[Algorithm Notes] BF and KMP Algorithms

1. BF algorithm

1.1 Introduction

BF algorithm, or brute force algorithm, is a common pattern matching algorithm. BF algorithmThoughtIt is to match the first character of the main string S with the first character of the substring T. If they are equal, continue to compare the second character of S and T; if not, compare the second character of S with the first character of T. The comparison is continued until the final matching result is obtained. BF algorithm is a brute force algorithm.

1.2 Simulation process (idea)

We can first assume that the main string is:ababcabcdabcde

Suppose the substring is:abcd

Next, we will simulate how to find the string matching the substring in the main string and return its position

insert image description here

In the above string, i and j are the indices of the main string and the substring respectively, both starting from 0.

  • i == jWhen , i and j each take one step back.

    As in the above string, i == j == 0when , the substring characters are equal to the main string characters, so i and j go one step further. i == j == 1When , the substring characters are equal to the main string characters, so i and j each take one step back.

  • i != jWhen , at this time j == 0, i = i - j + 1(the reason is that when i == j, i and j take one step together each time)

    As in the above string, i == j == 3when , the substring character is not equal to the active character, and the substring must be traversed from the beginning, ie j == 0. The position of the main string traversal will return to the next index position of the first index in this traversal. Since the substring and the main string are all taken step by step, the position of the index when returning to this traversal is ij , and the next index to this position is i-j+1.

  • At the end of the traversal, j == 子串长度when , the substring is found in the main string, and the position of the substring found in the main string is returned i = ij

  • At the end of the traversal, j != 子串长度when , no substring is found in the main string, and -1 can be returned to indicate that the query fails

1.3 Sample code

We can write a BF algorithm according to the above simulation process and its ideas

public static int BF(String str,String sub,int pos){
    
    
    // 首先对主串和子串的特殊条件,以及主串初始查询的位置进行处理
    if(str==null || sub==null){
    
    
        return -1;
    }
    int lenStr=str.length();
    int lenSub=sub.length();
    if(lenStr==0 || lenSub==0){
    
    
        return -1;
    }
    if(pos<0 || pos>=lenStr){
    
    
        return -1;
    }
    int i=pos;  // i 表示主串的起始坐标
    int j=0;    // j 表示子串的起始坐标
    // 遍历,进行主串对子串的查询
    while(i<lenStr && j<lenSub){
    
    
        if (str.charAt(i) == sub.charAt(j)) {
    
    
            i++;
            j++;
        }else{
    
    
            i=i-j+1;
            j=0;
        }
    }
    if(j==lenSub){
    
    
        return i-j;
    }
    return -1;
}

Replenish:

charAt(index)The method is a method in the String class, and its function is to return the character at the specified index of the string.

1.4 Time Complexity

The worst time complexity of the BF algorithm is: O(m*n), where m is the length of the main string and n is the length of the substring

2. KMP algorithm

2.1 Introduction

KMP algorithm is an improved string matching algorithm proposed by DEKnuth, JH Morris and VRPratt, so people call it Knuth-Morris-Pratt operation (referred to as KMP algorithm). KMP algorithmcoreIt uses the information after the matching failure to minimize the number of matches between the substring and the main string, and achieves the purpose of fast matching. The specific implementation is through anext arrayImplementation, the array itself contains the matching local information of the substring

2.2 Simulation process (idea)

2.2.1 Overall idea

We can first assume that the main string is:abcababcabc

Suppose the substring is:abcabda

Next, we will use the idea of ​​the KMP algorithm to simulate the query of substrings in the main string.
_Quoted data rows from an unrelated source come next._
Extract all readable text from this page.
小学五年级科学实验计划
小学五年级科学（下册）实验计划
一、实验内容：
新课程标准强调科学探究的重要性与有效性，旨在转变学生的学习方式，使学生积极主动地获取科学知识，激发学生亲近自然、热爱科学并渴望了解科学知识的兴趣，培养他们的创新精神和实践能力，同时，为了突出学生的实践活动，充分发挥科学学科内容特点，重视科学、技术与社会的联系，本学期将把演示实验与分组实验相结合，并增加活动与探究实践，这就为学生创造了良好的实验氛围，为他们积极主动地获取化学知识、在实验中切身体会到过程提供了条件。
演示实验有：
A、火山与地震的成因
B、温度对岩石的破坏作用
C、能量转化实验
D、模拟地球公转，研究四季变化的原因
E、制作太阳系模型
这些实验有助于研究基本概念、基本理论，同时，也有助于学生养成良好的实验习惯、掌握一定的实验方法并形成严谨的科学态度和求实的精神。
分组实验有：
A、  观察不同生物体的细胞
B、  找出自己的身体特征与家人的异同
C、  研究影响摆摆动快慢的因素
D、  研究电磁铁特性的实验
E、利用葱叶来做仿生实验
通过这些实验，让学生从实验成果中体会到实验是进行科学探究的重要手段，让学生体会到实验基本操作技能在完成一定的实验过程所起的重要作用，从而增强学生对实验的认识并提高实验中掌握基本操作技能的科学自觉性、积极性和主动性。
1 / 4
insert image description here

In the above string, i and j are the indices of the main string and the substring respectively, both starting from 0.

  • i == jWhen , i and j take a step backward respectively (the same as the BF algorithm here)
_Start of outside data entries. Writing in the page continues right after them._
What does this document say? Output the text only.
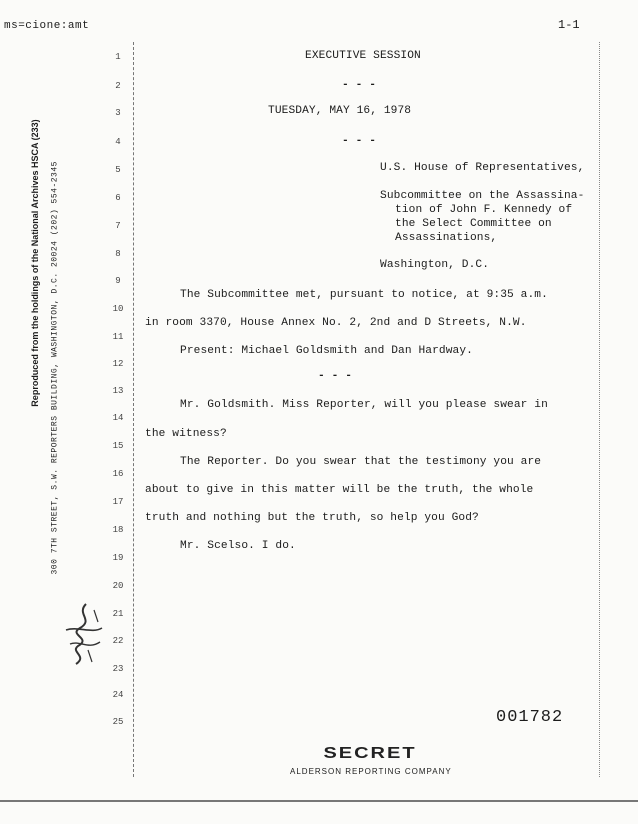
ms=cione:amt	1-1
Reproduced from the holdings of the National Archives HSCA (233) 300 7TH STREET, S.W. REPORTERS BUILDING, WASHINGTON, D.C. 20024 (202) 554-2345
1
2
3
4
5
6
7
8
9
10
11
12
13
14
15
16
17
18
19
20
21
22
23
24
25
EXECUTIVE SESSION
- - -
TUESDAY, MAY 16, 1978
- - -
U.S. House of Representatives,
Subcommittee on the Assassina-
tion of John F. Kennedy of
the Select Committee on
Assassinations,
Washington, D.C.
The Subcommittee met, pursuant to notice, at 9:35 a.m.
in room 3370, House Annex No. 2, 2nd and D Streets, N.W.
Present: Michael Goldsmith and Dan Hardway.
- - -
Mr. Goldsmith. Miss Reporter, will you please swear in
the witness?
The Reporter. Do you swear that the testimony you are
about to give in this matter will be the truth, the whole
truth and nothing but the truth, so help you God?
Mr. Scelso. I do.
001782
SECRET
ALDERSON REPORTING COMPANY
    As in the above string, i == j == 0when , the substring characters are equal to the main string characters, so i and j go one step further. i == j == 1When , the substring characters are equal to the main string characters, so i and j each take one step back.
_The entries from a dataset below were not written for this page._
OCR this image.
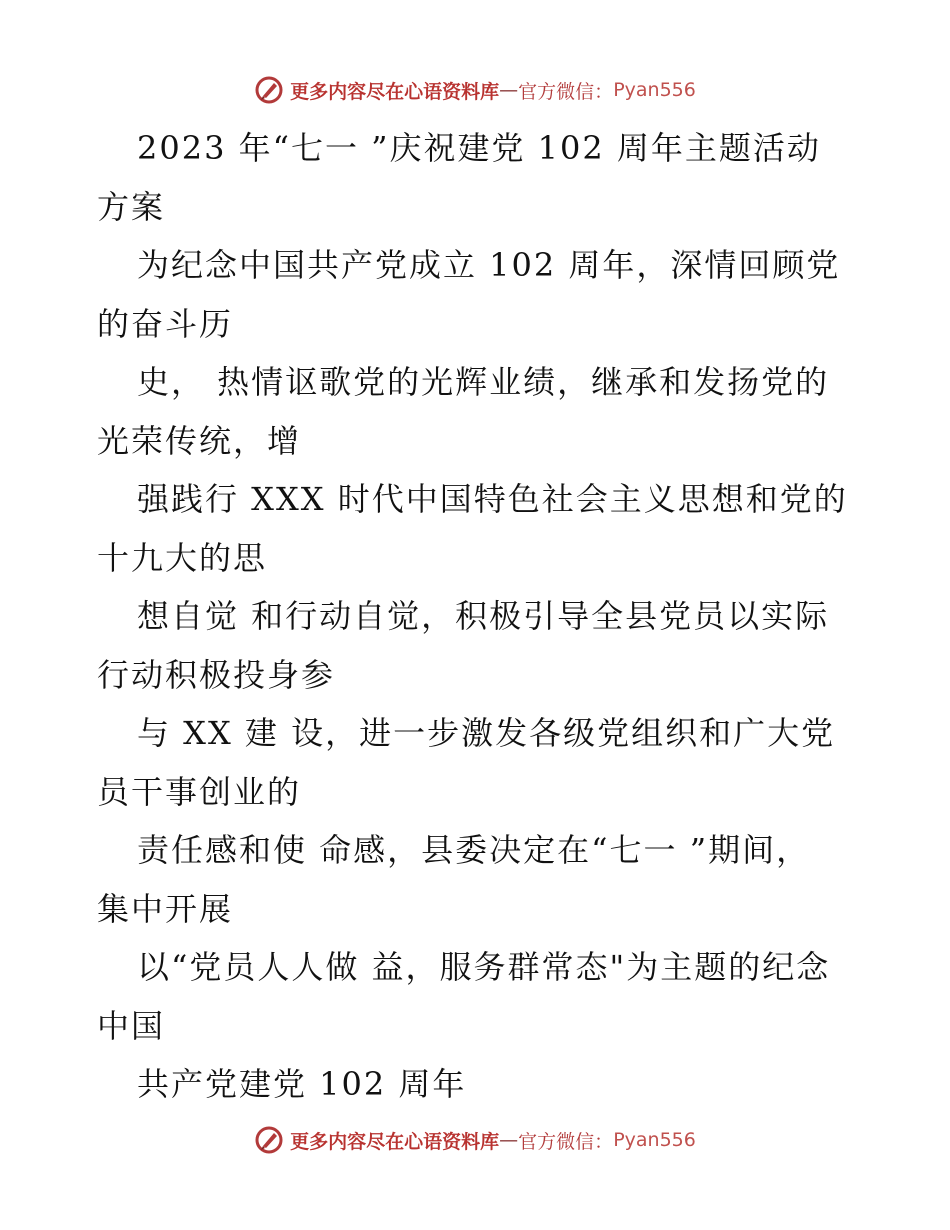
更多内容尽在心语资料库 — 官方微信： Pyan556
2023 年“七一 ”庆祝建党 102 周年主题活动
方案
为纪念中国共产党成立 102 周年，深情回顾党
的奋斗历
史， 热情讴歌党的光辉业绩，继承和发扬党的
光荣传统，增
强践行 XXX 时代中国特色社会主义思想和党的
十九大的思
想自觉 和行动自觉，积极引导全县党员以实际
行动积极投身参
与 XX 建 设，进一步激发各级党组织和广大党
员干事创业的
责任感和使 命感，县委决定在“七一 ”期间，
集中开展
以“党员人人做 益，服务群常态"为主题的纪念
中国
共产党建党 102 周年
更多内容尽在心语资料库 — 官方微信： Pyan556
  • i != jat that time , at this timeThe substring index j falls back to a specified value, and the main string index i does not fall back (the only difference between KMP and BF)

    The above is the difference between the KMP algorithm and the BF algorithm. As for why the index of the main string does not roll back, and why the index of the substring returns a specified value, the following is a detailed analysis.

  • At the end of the traversal, j == 子串长度when , the substring is found in the main string, and the position of the substring found in the main string is returned i = ij

  • At the end of the traversal, j != 子串长度when , no substring is found in the main string, and -1 can be returned to indicate that the query fails

2.2.2 The index of the main string is not rolled back

According to the analysis of the above figure, i == j == 5when , the main string cannot be successfully matched with the substring. At this time, according to the idea of ​​violent solution, the index i of the main string will fall back to the next position of the starting position at the time of the match, and also just want iti == 1

But i actually does not need to be rolled back. The analysis is as follows:

  • i == j == 5When , the previous value of the main string and the substring is matched, then as long as the matching succeeds, the successful matching positions must also be covered ori == 5 behind , so the value of i can be unchanged at this timei == 5
  • Since the value of i does not roll back, then we need to mobilize the value of the substring j, but the value of j cannot be directly rolled back to the initial 0 position at this time. One is because this is the impact of the main string not rolling back. , and secondly, there is a more ingenious way

The impact of the main string not being rolled back:

Since the main string does not roll back, the main string only needs to be traversed once, which is a certain improvement compared to the BF algorithm!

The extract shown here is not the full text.